The callback associated with that Future (in your case, expensiveFunction) is "started" by being added to the event queue. When you return from the current isolate, the callback runs and as soon as it can, the code after then.
Streams
Because your Futures are by definition asynchronous, and you don't know when they return, you want to queue up your callbacks so that they remain in order.
A Stream is an object that emits events that can be subscribed to.

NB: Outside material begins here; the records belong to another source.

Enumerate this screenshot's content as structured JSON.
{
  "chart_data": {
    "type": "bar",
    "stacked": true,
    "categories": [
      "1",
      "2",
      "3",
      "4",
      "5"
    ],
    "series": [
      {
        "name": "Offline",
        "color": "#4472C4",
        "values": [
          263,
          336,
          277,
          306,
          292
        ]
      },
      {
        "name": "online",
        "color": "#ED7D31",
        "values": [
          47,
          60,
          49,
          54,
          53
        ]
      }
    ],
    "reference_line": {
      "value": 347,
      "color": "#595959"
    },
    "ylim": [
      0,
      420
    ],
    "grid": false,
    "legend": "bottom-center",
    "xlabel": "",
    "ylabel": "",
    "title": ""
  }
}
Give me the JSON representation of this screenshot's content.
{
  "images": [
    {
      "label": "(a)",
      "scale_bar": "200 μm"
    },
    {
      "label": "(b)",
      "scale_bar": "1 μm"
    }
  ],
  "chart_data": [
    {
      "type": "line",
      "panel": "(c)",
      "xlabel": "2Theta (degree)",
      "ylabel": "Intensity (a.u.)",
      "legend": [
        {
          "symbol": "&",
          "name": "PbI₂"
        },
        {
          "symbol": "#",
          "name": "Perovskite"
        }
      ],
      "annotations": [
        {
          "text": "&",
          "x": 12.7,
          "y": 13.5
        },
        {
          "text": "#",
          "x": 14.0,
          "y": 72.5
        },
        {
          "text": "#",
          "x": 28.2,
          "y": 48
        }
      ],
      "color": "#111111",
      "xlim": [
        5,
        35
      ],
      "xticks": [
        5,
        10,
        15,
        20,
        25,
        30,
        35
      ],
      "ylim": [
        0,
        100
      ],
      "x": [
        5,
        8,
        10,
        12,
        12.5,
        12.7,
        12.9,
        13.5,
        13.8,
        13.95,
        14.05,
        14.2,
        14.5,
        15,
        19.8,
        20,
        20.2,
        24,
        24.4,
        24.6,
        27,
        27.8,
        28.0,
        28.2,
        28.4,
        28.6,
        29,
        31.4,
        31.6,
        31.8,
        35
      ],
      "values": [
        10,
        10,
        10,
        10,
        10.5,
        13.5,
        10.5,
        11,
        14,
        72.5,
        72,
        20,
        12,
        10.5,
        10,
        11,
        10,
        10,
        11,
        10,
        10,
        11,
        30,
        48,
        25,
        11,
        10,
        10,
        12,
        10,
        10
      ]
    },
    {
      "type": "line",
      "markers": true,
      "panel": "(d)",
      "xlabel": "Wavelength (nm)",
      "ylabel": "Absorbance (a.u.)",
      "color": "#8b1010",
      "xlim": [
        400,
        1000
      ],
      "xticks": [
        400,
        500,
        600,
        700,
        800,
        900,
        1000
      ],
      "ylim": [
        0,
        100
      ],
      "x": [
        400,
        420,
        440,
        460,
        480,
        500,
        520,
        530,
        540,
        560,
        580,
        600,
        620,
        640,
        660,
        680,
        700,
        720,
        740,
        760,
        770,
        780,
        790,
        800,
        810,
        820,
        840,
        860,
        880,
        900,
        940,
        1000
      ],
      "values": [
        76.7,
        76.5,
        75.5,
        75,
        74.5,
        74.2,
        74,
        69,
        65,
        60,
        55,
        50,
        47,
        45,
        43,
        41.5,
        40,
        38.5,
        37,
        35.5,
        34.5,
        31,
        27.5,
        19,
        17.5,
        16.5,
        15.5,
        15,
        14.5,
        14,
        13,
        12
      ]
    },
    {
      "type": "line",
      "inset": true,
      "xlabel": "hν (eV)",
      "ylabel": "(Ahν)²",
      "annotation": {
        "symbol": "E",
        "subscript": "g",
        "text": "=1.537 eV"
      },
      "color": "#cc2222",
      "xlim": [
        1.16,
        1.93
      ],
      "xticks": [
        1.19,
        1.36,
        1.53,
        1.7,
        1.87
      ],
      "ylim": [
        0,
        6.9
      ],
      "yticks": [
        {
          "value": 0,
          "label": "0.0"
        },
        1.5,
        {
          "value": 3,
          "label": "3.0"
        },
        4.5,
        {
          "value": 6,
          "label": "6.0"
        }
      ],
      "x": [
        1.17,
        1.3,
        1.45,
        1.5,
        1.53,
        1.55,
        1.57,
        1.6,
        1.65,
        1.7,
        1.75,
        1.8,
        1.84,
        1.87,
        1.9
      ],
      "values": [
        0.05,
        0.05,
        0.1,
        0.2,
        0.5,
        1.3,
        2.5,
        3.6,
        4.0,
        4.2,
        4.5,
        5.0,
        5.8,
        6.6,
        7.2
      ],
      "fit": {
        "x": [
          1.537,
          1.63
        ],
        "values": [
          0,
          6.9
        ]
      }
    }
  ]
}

When you write canvasElement.onClick.listen(...) you are asking for the onClick Stream of MouseEvents, which you then subscribe to with listen.
You can use Streams to queue up events and register a callback on those events to run the code you'd like.
What to Write
main() {
// Used to add events to a stream.
var controller = new StreamController<Future>();
// Pause when we get an event so that we take one value at a time.
var subscription = controller.stream.listen(
(_) => subscription.pause());
var canvas = new CanvasElement();
canvas.onClick.listen((MouseEvent e) {
print("entering event handler");
var future = new Future<int>(expensiveFunction);
// Resume subscription after our callback is called.
controller.add(future.then(redrawCanvas).then(subscription.resume()));
print("done event handler");
});
}
expensiveFunction() {
for(int i = 0; i < 1000000000; i++){
//do something insane here
}
}
redrawCanvas(int value) {
//do stuff here
print("redrawing canvas");
}
Here we are queuing up our redrawCanvas callbacks by pausing after each mouse click, and then resuming after redrawCanvas has been called.
More Information
See also this great answer to a similar question.
A great place to start reading about Dart's asynchrony is the first part of this article about the dart:io library and this article about the dart:async library.
For more information about Futures, see this article about Futures.
For Streams information, see this article about adding to Streams and this article about creating Streams.